The original recipe is from a New Orleans restaurant called Berdou’s that closed in the 1990s. According to FitzMorris (who currently has the original recipe posted on his blog here):
The restaurant operated in the style of a much older restaurant. Locals loved it because, while the food was as fancy as you’d find in even the best traditional Creole restaurants, the restaurant itself was very modest. This dish was such a specialty that I’m asked for it often. People are surprised when I say I actually have it. George Berdou himself demonstrated it for my television show, and it was a keeper. It will appeal especially to garlic lovers. This is also a great dish made with crawfish tails or small shrimp.
You Will Need:
1 ½ sticks of butter
3 Tbs. flour
1 cup milk, warmed
1/2 tsp. salt
1/2 cup green onions, chopped
1/2 cup sliced mushrooms
2 Tbs. chopped garlic
Pinch cayenne, to taste
1/2 cup sherry
1 lb. lump crabmeat
1 loaf of French bread
How To Make It:
Heat 4 tablespoons of the butter in a saucepan until it bubbles. Stir in the flour to make a blond roux; don’t allow it to brown. Whisk in the milk over low heat until the sauce thickens. Add the salt and keep warm.

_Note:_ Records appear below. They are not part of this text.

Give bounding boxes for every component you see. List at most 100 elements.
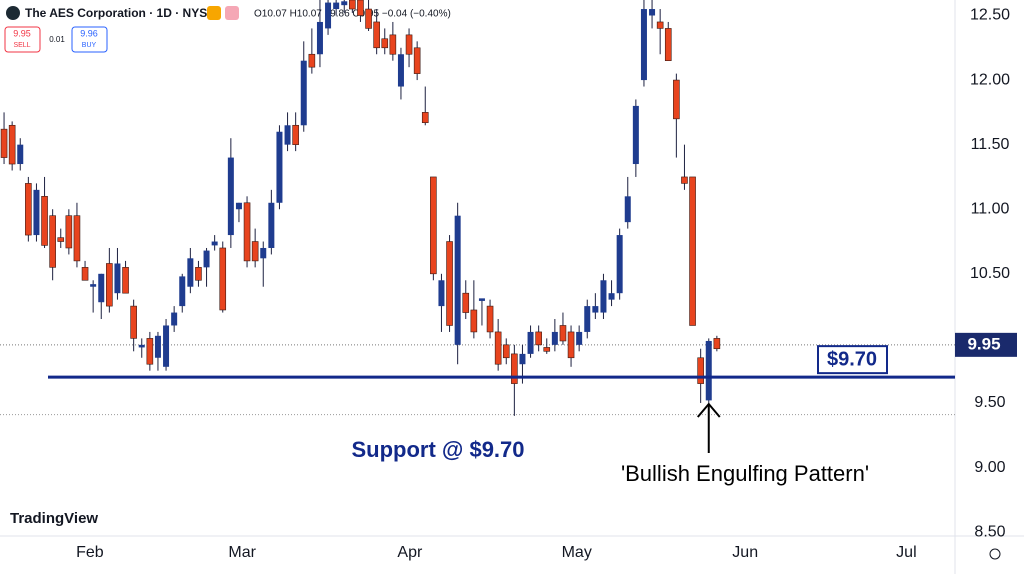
candle-body <box>421 112 429 123</box>
candle-body <box>300 60 307 126</box>
candle-body <box>8 124 16 165</box>
y-tick-label: 12.50 <box>970 7 1010 24</box>
candle-body <box>405 34 413 55</box>
candle-body <box>430 176 437 275</box>
candle-body <box>592 306 599 313</box>
support-annotation: Support @ $9.70 <box>351 437 524 462</box>
candle-body <box>664 28 672 62</box>
x-tick-label: May <box>562 544 592 561</box>
x-tick-label: Apr <box>397 544 423 561</box>
candle-body <box>333 2 340 10</box>
candle-body <box>365 8 372 29</box>
candle-body <box>681 176 688 184</box>
candle-body <box>154 335 161 358</box>
candle-body <box>357 0 364 16</box>
candle-body <box>705 340 712 401</box>
candle-body <box>130 305 137 339</box>
candle-body <box>511 353 518 384</box>
y-tick-label: 9.00 <box>974 459 1005 476</box>
candle-body <box>486 305 494 333</box>
candle-body <box>559 325 567 342</box>
candle-body <box>81 267 89 281</box>
symbol-title: The AES Corporation · 1D · NYSE <box>25 6 215 20</box>
candle-body <box>640 9 647 81</box>
sell-label: SELL <box>13 42 30 49</box>
candle-body <box>584 306 591 332</box>
candle-body <box>349 0 356 10</box>
candle-body <box>454 215 461 345</box>
candle-body <box>576 331 583 345</box>
x-tick-label: Feb <box>76 544 104 561</box>
sell-price: 9.95 <box>13 28 31 38</box>
candle-body <box>413 47 421 74</box>
candle-body <box>600 280 607 313</box>
candle-body <box>171 312 178 326</box>
candle-body <box>519 353 526 365</box>
spread: 0.01 <box>49 35 65 44</box>
candle-body <box>219 247 227 311</box>
candle-body <box>268 202 275 248</box>
candle-body <box>57 237 65 242</box>
candle-body <box>494 331 502 365</box>
arrow-head <box>696 402 721 418</box>
candle-body <box>203 250 210 268</box>
candle-body <box>649 9 656 16</box>
candle-body <box>373 21 380 49</box>
candle-body <box>25 183 32 236</box>
sell-button[interactable] <box>4 26 41 53</box>
candle-body <box>146 338 154 365</box>
candle-body <box>470 309 478 333</box>
candle-body <box>316 21 323 55</box>
candle-body <box>251 241 259 262</box>
candle-body <box>624 196 631 223</box>
candle-body <box>227 157 234 236</box>
last-price-tag <box>955 332 1017 357</box>
candle-body <box>73 215 81 262</box>
candle-body <box>697 357 704 384</box>
y-tick-label: 9.50 <box>974 394 1005 411</box>
candle-body <box>462 292 470 313</box>
candle-body <box>106 263 113 307</box>
candle-body <box>260 247 267 259</box>
candle-body <box>535 331 542 346</box>
candle-body <box>65 215 73 249</box>
candle-body <box>543 347 551 352</box>
candle-body <box>17 144 24 165</box>
y-tick-label: 8.50 <box>974 523 1005 540</box>
candle-body <box>551 331 558 345</box>
candle-body <box>187 258 194 287</box>
y-tick-label: 11.50 <box>971 136 1010 153</box>
ohlc-legend: O10.07 H10.07 L9.86 C9.95 −0.04 (−0.40%) <box>254 9 451 20</box>
settings-icon[interactable] <box>989 548 1001 560</box>
candle-body <box>446 241 453 326</box>
support-label: $9.70 <box>827 348 877 370</box>
candle-body <box>243 202 251 262</box>
candle-body <box>284 125 291 145</box>
candle-body <box>397 54 404 87</box>
last-price-label: 9.95 <box>967 334 1000 353</box>
pattern-annotation: 'Bullish Engulfing Pattern' <box>621 461 869 486</box>
symbol-logo <box>6 6 20 20</box>
candle-body <box>195 267 202 281</box>
candle-body <box>713 338 721 350</box>
candle-body <box>608 293 615 300</box>
y-tick-label: 11.00 <box>971 200 1010 217</box>
candle-body <box>502 344 510 359</box>
candle-body <box>381 38 389 49</box>
buy-label: BUY <box>82 42 97 49</box>
x-tick-label: Mar <box>228 544 256 561</box>
candle-body <box>632 105 639 165</box>
candle-body <box>122 267 129 294</box>
candle-body <box>41 196 48 246</box>
candle-body <box>33 189 40 236</box>
candle-body <box>325 2 332 29</box>
y-tick-label: 12.00 <box>970 71 1010 88</box>
buy-button[interactable] <box>71 26 108 53</box>
candle-body <box>438 280 445 307</box>
candle-body <box>673 79 680 120</box>
y-tick-label: 10.50 <box>970 265 1010 282</box>
candle-body <box>527 331 534 354</box>
candle-body <box>567 331 575 359</box>
x-tick-label: Jul <box>896 544 916 561</box>
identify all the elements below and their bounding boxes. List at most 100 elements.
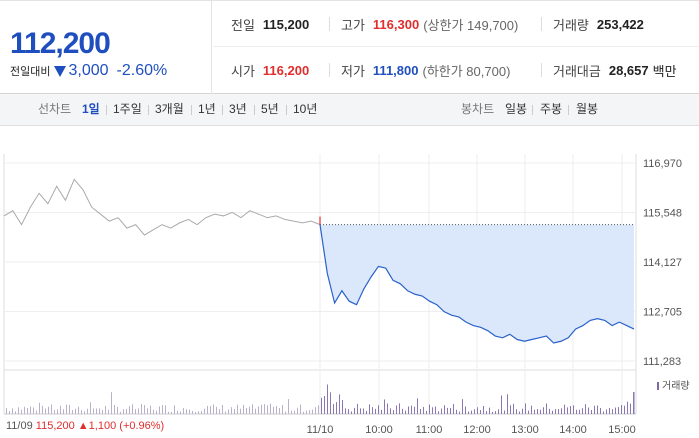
volume-bar [84,411,85,414]
volume-bar [408,406,409,414]
x-tick-label: 15:00 [608,424,636,436]
volume-bar [279,407,280,414]
volume-bar [198,411,199,414]
prev-close: 전일 115,200 [231,1,309,47]
volume-bar [171,411,172,414]
x-tick-label: 10:00 [365,424,393,436]
volume-bar [258,406,259,414]
trade-value-label: 거래대금 [553,63,601,79]
divider [222,105,223,115]
tab-monthly-candle[interactable]: 월봉 [576,102,599,116]
volume-bar [321,397,322,414]
volume-bar [396,405,397,414]
prev-day-line [3,178,321,236]
volume-bar [243,404,244,414]
volume-bar [33,407,34,414]
volume-bar [120,411,121,414]
volume-bar [609,407,610,414]
volume-bar [624,405,625,414]
tab-daily-candle[interactable]: 일봉 [505,102,528,116]
down-triangle-icon [54,65,67,77]
tab-1week[interactable]: 1주일 [113,102,142,116]
x-tick-label: 13:00 [511,424,539,436]
volume-bar [438,411,439,414]
volume-bar [426,410,427,414]
volume-bar [405,410,406,414]
volume-label: 거래량 [553,17,589,33]
volume-bar [57,409,58,414]
tab-3months[interactable]: 3개월 [155,102,184,116]
price-chart[interactable]: 116,970 115,548 114,127 112,705 111,283 11/1… [0,126,699,438]
volume-bar [291,410,292,414]
tab-1day[interactable]: 1일 [82,102,100,116]
volume-bar [99,408,100,414]
volume-bar [435,406,436,414]
volume-bar [315,407,316,414]
divider [541,63,542,77]
tab-5years[interactable]: 5년 [261,102,279,116]
volume-bar [63,409,64,414]
volume-bar [186,409,187,414]
volume-bar [51,404,52,414]
y-tick-label: 116,970 [643,158,682,170]
open-price: 시가 116,200 [231,47,309,93]
volume-bar [36,410,37,414]
tab-1year[interactable]: 1년 [198,102,216,116]
volume-bar [42,405,43,414]
volume-bar [72,410,73,414]
volume-bar [123,409,124,414]
volume-bar [9,411,10,414]
volume-bar [423,406,424,414]
volume-bar [375,408,376,414]
volume-bar [570,405,571,414]
volume-bar [306,410,307,414]
volume-bar [60,405,61,414]
volume-bar [273,406,274,414]
volume-bar [483,406,484,414]
volume-bar [249,406,250,414]
volume-bar [255,408,256,414]
volume-bar [201,411,202,414]
volume-bars [6,384,635,414]
volume-bar [237,404,238,414]
volume-bar [633,392,635,414]
volume-bar [360,408,361,414]
volume-bar [528,410,529,414]
volume-bar [573,405,574,414]
volume-bar [270,403,271,414]
divider [106,105,107,115]
y-tick-label: 115,548 [643,208,682,220]
volume-bar [549,408,550,414]
volume-bar [414,406,415,414]
prev-day-date: 11/09 [6,420,33,432]
volume-bar [75,408,76,414]
volume-bar [129,406,130,414]
tab-weekly-candle[interactable]: 주봉 [540,102,563,116]
volume-bar [357,403,358,414]
volume-bar [387,403,388,414]
volume-bar [228,409,229,414]
volume-bar [456,409,457,414]
volume-bar [399,403,400,414]
x-axis-ticks: 11/10 10:00 11:00 12:00 13:00 14:00 15:00 [307,424,636,436]
volume-bar [288,399,289,414]
tab-10years[interactable]: 10년 [293,102,318,116]
volume-bar [156,410,157,414]
volume-bar [345,408,346,414]
volume-bar [543,407,544,414]
divider [329,17,330,31]
volume-bar [177,410,178,414]
tab-3years[interactable]: 3년 [229,102,247,116]
volume-bar [402,408,403,414]
volume-bar [621,404,622,414]
volume-bar [153,409,154,414]
volume-bar [108,409,109,414]
volume-bar [192,410,193,414]
volume-bar [309,410,310,414]
y-tick-label: 111,283 [643,356,681,368]
low-value: 111,800 [372,62,419,78]
volume-bar [204,408,205,414]
volume-bar [504,410,505,414]
prev-day-summary: 11/09 115,200 ▲1,100 (+0.96%) [6,420,164,432]
volume-bar [552,410,553,414]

In a second saucepan, heat the remaining butter until it bubbles, and in it saute the green onions, mushrooms, garlic and cayenne until the mushrooms are tender. Add the sherry and bring to a boil. Lower the heat and cook until all the liquid is absorbed.
Carefully add the lump crabmeat, agitating the pan to combine with the rest of the ingredients. Pour the contents of the first saucepan into the pan with the crab, and then mix until well combined.
Garnish with cayenne sprinkles and fresh herbs or green onion and serve warm with toasted slices of French bread!